Мама долго молится за всех детей и родственников. Я почти не слышу, что она бормочет. С каждым именем падает крупная слеза и смешивается с воском. Вот еще одна толстая свеча готова.
- За моего покойного отца Баруха-Аарона, да пребудет душа его в саду Эдемском! Отец, моли Бога о нас, обо мне и моем супруге и моих детях. Пусть пошлет нам здоровье и счастье.
Мама рыдает и уже не видит фитилей, они дрожат у нее в руках.
- Да будут нам дарованы долгие годы! За мою покойную мать Айгу, да молится она о нас! Мама, не оставь свою единственную дочь Алту! - умоляет она, склонившись над фитилем.
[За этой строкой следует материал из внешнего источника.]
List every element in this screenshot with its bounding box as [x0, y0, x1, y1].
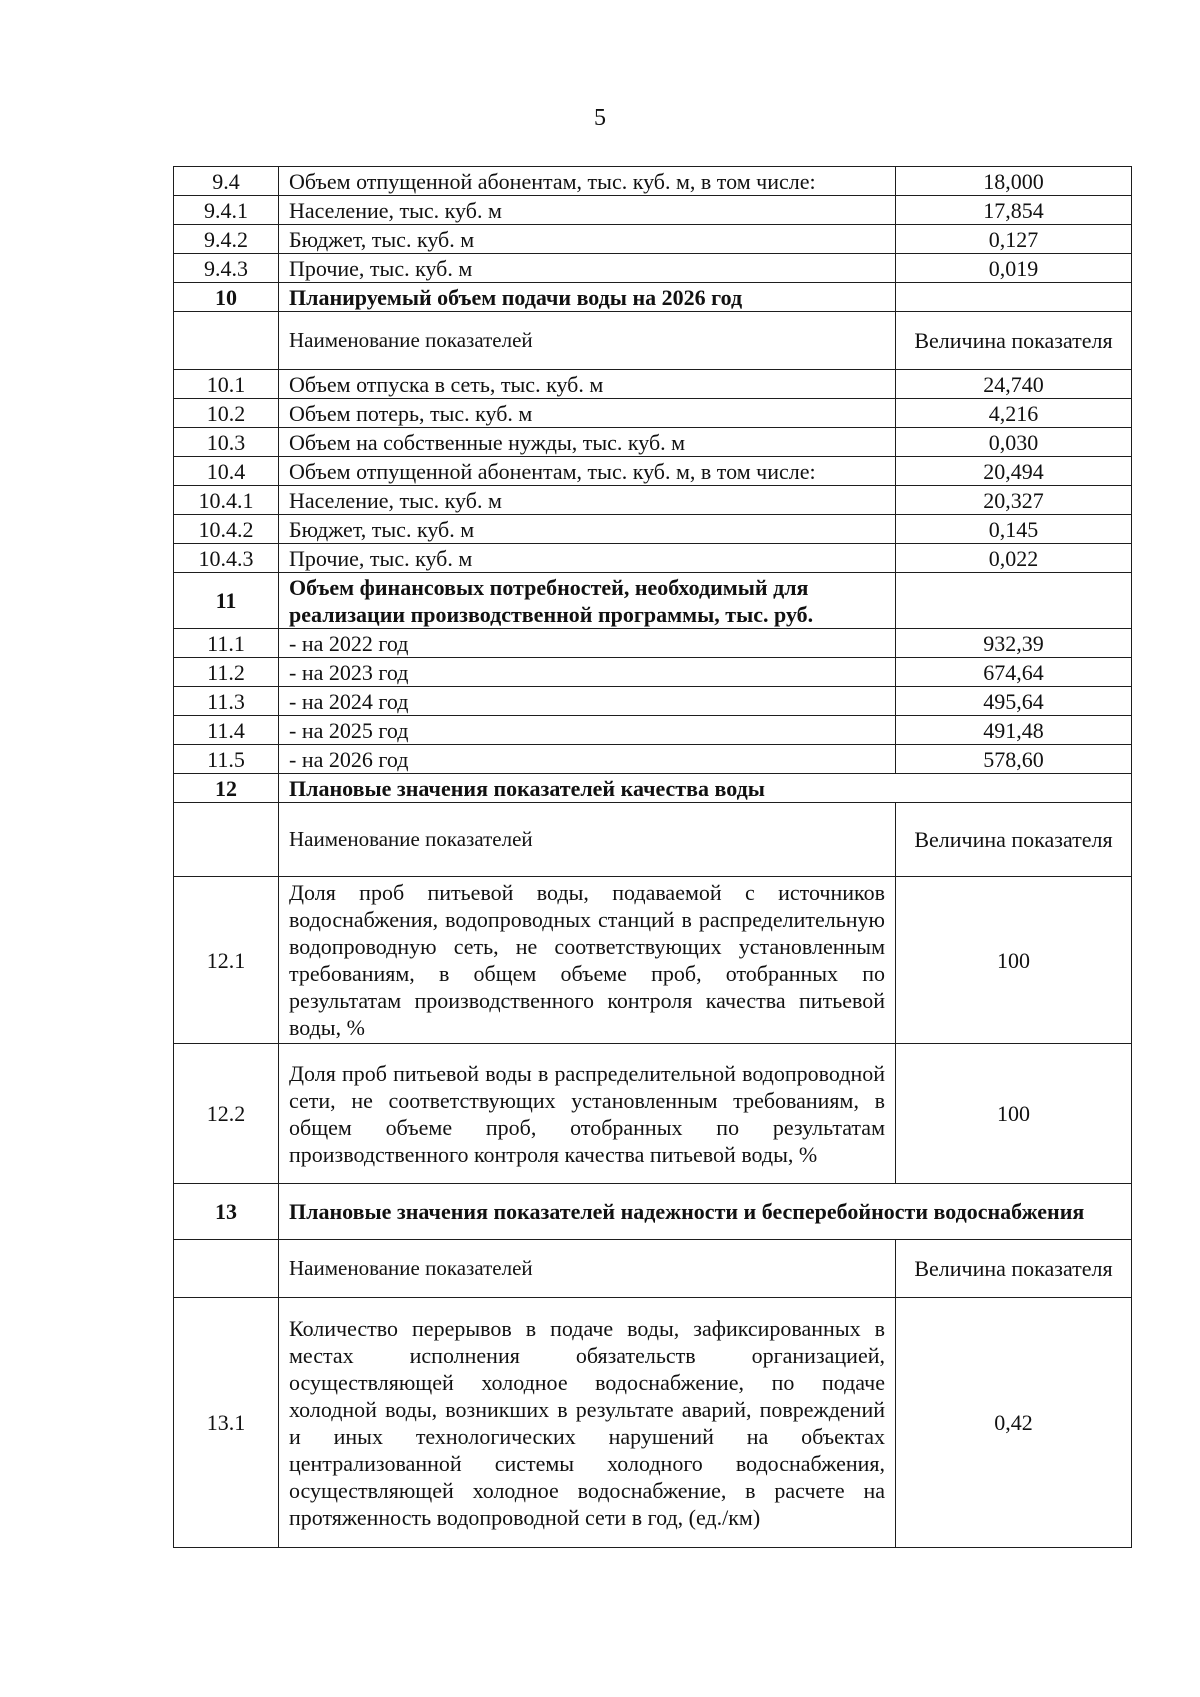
- empty-cell: [896, 573, 1132, 629]
- row-value: 24,740: [896, 370, 1132, 399]
- table-row: [174, 658, 1132, 687]
- empty-cell: [174, 1240, 279, 1298]
- table-row: [174, 629, 1132, 658]
- row-name: Объем отпущенной абонентам, тыс. куб. м, в том числе:: [279, 457, 896, 486]
- section-number: 13: [174, 1184, 279, 1240]
- row-name: Доля проб питьевой воды, подаваемой с источников водоснабжения, водопроводных станций в распределительную водопроводную сеть, не соответствующих установленным требованиям, в общем объеме проб, отобранных по результатам производственного контроля качества питьевой воды, %: [279, 877, 896, 1044]
- row-number: 9.4.1: [174, 196, 279, 225]
- row-value: 932,39: [896, 629, 1132, 658]
- row-number: 10.1: [174, 370, 279, 399]
- header-name: Наименование показателей: [279, 312, 896, 370]
- row-number: 11.2: [174, 658, 279, 687]
- table-row: [174, 254, 1132, 283]
- row-name: Население, тыс. куб. м: [279, 196, 896, 225]
- row-value: 491,48: [896, 716, 1132, 745]
- section-row: [174, 573, 1132, 629]
- row-number: 9.4.2: [174, 225, 279, 254]
- row-name: Объем потерь, тыс. куб. м: [279, 399, 896, 428]
- section-number: 10: [174, 283, 279, 312]
- row-number: 10.3: [174, 428, 279, 457]
- table-row: [174, 225, 1132, 254]
- section-title: Планируемый объем подачи воды на 2026 год: [279, 283, 896, 312]
- indicators-table: [173, 166, 1132, 1548]
- section-title: Плановые значения показателей надежности и бесперебойности водоснабжения: [279, 1184, 1132, 1240]
- table-row: [174, 457, 1132, 486]
- row-number: 11.1: [174, 629, 279, 658]
- row-name: Доля проб питьевой воды в распределительной водопроводной сети, не соответствующих установленным требованиям, в общем объеме проб, отобранных по результатам производственного контроля качества питьевой воды, %: [279, 1044, 896, 1184]
- row-value: 0,42: [896, 1298, 1132, 1548]
- empty-cell: [174, 803, 279, 877]
- table-row: [174, 196, 1132, 225]
- row-number: 10.2: [174, 399, 279, 428]
- table-row: [174, 687, 1132, 716]
- empty-cell: [896, 283, 1132, 312]
- header-name: Наименование показателей: [279, 803, 896, 877]
- row-name: Объем отпущенной абонентам, тыс. куб. м, в том числе:: [279, 167, 896, 196]
- header-row: [174, 803, 1132, 877]
- row-number: 13.1: [174, 1298, 279, 1548]
- table-row: [174, 515, 1132, 544]
- table-row: [174, 486, 1132, 515]
- row-value: 20,327: [896, 486, 1132, 515]
- row-number: 12.1: [174, 877, 279, 1044]
- page-number: 5: [594, 105, 606, 131]
- table-row: [174, 428, 1132, 457]
- section-number: 12: [174, 774, 279, 803]
- row-name: Объем отпуска в сеть, тыс. куб. м: [279, 370, 896, 399]
- section-row: [174, 774, 1132, 803]
- row-name: Бюджет, тыс. куб. м: [279, 515, 896, 544]
- row-value: 4,216: [896, 399, 1132, 428]
- header-row: [174, 312, 1132, 370]
- row-value: 18,000: [896, 167, 1132, 196]
- row-value: 20,494: [896, 457, 1132, 486]
- row-number: 10.4.2: [174, 515, 279, 544]
- table-row: [174, 745, 1132, 774]
- empty-cell: [174, 312, 279, 370]
- row-name: - на 2022 год: [279, 629, 896, 658]
- row-value: 674,64: [896, 658, 1132, 687]
- row-number: 10.4: [174, 457, 279, 486]
- section-row: [174, 283, 1132, 312]
- section-title: Плановые значения показателей качества воды: [279, 774, 1132, 803]
- row-number: 12.2: [174, 1044, 279, 1184]
- header-name: Наименование показателей: [279, 1240, 896, 1298]
- row-value: 100: [896, 877, 1132, 1044]
- row-number: 9.4.3: [174, 254, 279, 283]
- row-name: Прочие, тыс. куб. м: [279, 544, 896, 573]
- row-value: 0,127: [896, 225, 1132, 254]
- table-row: [174, 544, 1132, 573]
- section-row: [174, 1184, 1132, 1240]
- table-row: [174, 716, 1132, 745]
- row-number: 9.4: [174, 167, 279, 196]
- row-name: Население, тыс. куб. м: [279, 486, 896, 515]
- table-row: [174, 1298, 1132, 1548]
- row-value: 0,022: [896, 544, 1132, 573]
- row-name: - на 2025 год: [279, 716, 896, 745]
- row-value: 17,854: [896, 196, 1132, 225]
- table-row: [174, 370, 1132, 399]
- table-row: [174, 167, 1132, 196]
- row-value: 495,64: [896, 687, 1132, 716]
- table-row: [174, 877, 1132, 1044]
- row-number: 10.4.3: [174, 544, 279, 573]
- row-name: Прочие, тыс. куб. м: [279, 254, 896, 283]
- row-number: 11.4: [174, 716, 279, 745]
- header-value: Величина показателя: [896, 312, 1132, 370]
- row-number: 11.5: [174, 745, 279, 774]
- section-number: 11: [174, 573, 279, 629]
- row-value: 578,60: [896, 745, 1132, 774]
- table-row: [174, 1044, 1132, 1184]
- row-number: 10.4.1: [174, 486, 279, 515]
- row-name: Количество перерывов в подаче воды, зафиксированных в местах исполнения обязательств организацией, осуществляющей холодное водоснабжение, по подаче холодной воды, возникших в результате аварий, повреждений и иных технологических нарушений на объектах централизованной системы холодного водоснабжения, осуществляющей холодное водоснабжение, в расчете на протяженность водопроводной сети в год, (ед./км): [279, 1298, 896, 1548]
- row-value: 0,030: [896, 428, 1132, 457]
- row-value: 0,145: [896, 515, 1132, 544]
- row-name: - на 2023 год: [279, 658, 896, 687]
- header-value: Величина показателя: [896, 1240, 1132, 1298]
- row-name: Бюджет, тыс. куб. м: [279, 225, 896, 254]
- section-title: Объем финансовых потребностей, необходимый для реализации производственной программы, тыс. руб.: [279, 573, 896, 629]
- row-name: Объем на собственные нужды, тыс. куб. м: [279, 428, 896, 457]
- header-row: [174, 1240, 1132, 1298]
- row-name: - на 2024 год: [279, 687, 896, 716]
- header-value: Величина показателя: [896, 803, 1132, 877]
- row-value: 100: [896, 1044, 1132, 1184]
- row-number: 11.3: [174, 687, 279, 716]
- row-name: - на 2026 год: [279, 745, 896, 774]
- table-row: [174, 399, 1132, 428]
- row-value: 0,019: [896, 254, 1132, 283]
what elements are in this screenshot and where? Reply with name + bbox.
Наверное, ей хочется подольше остаться со своей матерью. Она не выпускает фитиль и бережно проводит по нему палочкой воска.
- Да сохранит нас Господь на долгие годы! За моего покойного сыночка Беньямина! - И снова слезы.
Тут и я не выдерживаю и начинаю плакать о годовалом братике, которого никогда не видела.
Мама смотрит на меня сквозь слезы, шумно вздыхает и утирает нос. Свечи получаются все толще.